3) Vaginal discharge changes – 14 per cent (10 per cent 2+ weeks wait)

4) Changes in stool colour/consistency/smell/shape – 12 per cent (15 per cent 2+ weeks wait)

5) Unusual testicle size difference – eight per cent (9 per cent 2+ weeks wait)

6) Swelling/enlargement of/pain in testicle – seven per cent (6 per cent 2+ weeks wait)

7) Bladder control loss/urinary incontinence – six per cent (18 per cent 2+ weeks wait)

8) Bruising easily & fluid build-up – six per cent (10 per cent 2+ weeks wait)

9) Bowel incontinence – five per cent (10 per cent 2+ weeks wait)

10) Abnormal growths/sores on penis/vagina – three per cent (8 per cent 2+ weeks wait)

Of the 26 per cent of those surveyed who blamed the embarrassment factor for making them delay visiting a doctor, 22 per cent were men and 31 per cent women.

Those aged 18-34 were most guilty of putting off seeing a GP, with 39 per cent of the age group saying they had delayed going to a medic about something they felt would be too difficult to share.

More than two in 10 of those polled admitted they had been diagnosed with a condition that could have been detected earlier if they had visited a doctor when their symptoms started.

Wetting or defecating yourself also topped a list of the most “shameful” things to admit to loved ones or friends, with respondents insisting it would be as difficult as confessing to losing a job or engagement ring.

When asked to name an experience they would most hate to endure, 47 per cent replied discussing health issues linked to their genitals, bowels or an “unusual or foul-smelling discharge”.

The figure was higher than the 44 per cent who said they would be most petrified by the prospect of swimming with sharks and the 38 per cent scared by the thought of enduring an I’m A Celebrity bushtucker trial.


It was also nearly as many as the 51 per cent who admitted they’d most fear going 10 rounds against heavyweight boxing champion Anthony Joshua.

The survey did identify some “embarrassing” ailments that were too alarming to ignore.

Discovering a lump or swelling in the breasts, testicles, groin, chest or stomach would send people to the doctor in as little as under a day.

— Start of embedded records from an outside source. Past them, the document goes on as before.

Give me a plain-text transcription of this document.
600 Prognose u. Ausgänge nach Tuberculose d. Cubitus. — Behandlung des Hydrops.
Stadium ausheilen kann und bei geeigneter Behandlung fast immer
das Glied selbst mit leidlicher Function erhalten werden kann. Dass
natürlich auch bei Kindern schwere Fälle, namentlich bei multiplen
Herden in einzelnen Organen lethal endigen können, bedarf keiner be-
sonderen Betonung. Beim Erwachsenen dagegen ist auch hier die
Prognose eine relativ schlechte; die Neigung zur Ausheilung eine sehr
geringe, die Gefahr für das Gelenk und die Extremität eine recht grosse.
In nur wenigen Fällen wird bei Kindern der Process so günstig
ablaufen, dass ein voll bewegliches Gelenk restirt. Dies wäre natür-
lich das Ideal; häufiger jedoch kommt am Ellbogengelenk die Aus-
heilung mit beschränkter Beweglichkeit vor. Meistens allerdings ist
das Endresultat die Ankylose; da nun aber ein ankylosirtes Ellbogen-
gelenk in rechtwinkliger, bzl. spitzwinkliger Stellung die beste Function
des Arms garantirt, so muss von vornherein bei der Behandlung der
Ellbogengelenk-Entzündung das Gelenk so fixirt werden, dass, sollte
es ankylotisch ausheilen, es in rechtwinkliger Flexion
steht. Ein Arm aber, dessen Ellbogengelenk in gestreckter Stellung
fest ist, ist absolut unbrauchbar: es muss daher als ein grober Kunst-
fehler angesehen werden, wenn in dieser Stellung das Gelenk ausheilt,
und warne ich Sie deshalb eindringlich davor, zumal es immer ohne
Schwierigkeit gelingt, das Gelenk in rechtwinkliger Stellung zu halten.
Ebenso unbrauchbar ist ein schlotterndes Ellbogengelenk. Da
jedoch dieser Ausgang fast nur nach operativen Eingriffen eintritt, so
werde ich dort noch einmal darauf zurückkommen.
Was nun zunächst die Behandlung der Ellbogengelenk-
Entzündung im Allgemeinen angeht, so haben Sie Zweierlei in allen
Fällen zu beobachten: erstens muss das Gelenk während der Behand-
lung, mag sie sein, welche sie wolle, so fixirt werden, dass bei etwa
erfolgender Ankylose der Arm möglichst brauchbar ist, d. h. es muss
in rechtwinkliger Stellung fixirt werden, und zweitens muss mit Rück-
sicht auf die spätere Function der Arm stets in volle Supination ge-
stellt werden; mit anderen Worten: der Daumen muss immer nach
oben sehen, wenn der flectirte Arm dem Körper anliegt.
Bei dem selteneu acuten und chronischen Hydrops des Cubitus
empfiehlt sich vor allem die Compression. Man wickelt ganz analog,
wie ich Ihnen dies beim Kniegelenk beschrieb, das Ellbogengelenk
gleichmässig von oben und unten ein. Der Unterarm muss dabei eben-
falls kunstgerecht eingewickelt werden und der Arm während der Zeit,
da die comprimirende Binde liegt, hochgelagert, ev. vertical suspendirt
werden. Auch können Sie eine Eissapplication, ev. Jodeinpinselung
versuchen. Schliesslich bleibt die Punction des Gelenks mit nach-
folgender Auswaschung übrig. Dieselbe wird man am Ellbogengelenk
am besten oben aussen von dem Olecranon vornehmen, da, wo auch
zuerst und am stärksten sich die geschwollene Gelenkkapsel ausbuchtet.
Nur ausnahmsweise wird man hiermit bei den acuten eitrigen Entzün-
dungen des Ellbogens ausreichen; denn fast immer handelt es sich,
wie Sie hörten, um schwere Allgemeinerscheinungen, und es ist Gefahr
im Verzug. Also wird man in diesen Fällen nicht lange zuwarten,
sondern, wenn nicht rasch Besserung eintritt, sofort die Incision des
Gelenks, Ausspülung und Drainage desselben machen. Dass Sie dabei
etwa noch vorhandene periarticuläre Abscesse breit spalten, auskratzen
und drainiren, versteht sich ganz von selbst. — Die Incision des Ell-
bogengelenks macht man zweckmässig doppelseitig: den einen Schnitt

Those who found abnormal growths or sores on the penis or vagina said they would also rush for medical attention – with only four per cent of men and five per cent of women willing to ignore their appearance.

The spokesman for Essity added: “It is perfectly understandable that people with symptoms that they feel embarrassed about would rather not share their concerns with a medical professional, but we have to remember these guys have seen these types of problems a million times before.

"The important thing is that we check for any potentially concerning changes in our bathroom health, and then have the confidence to speak to a healthcare professional about it.”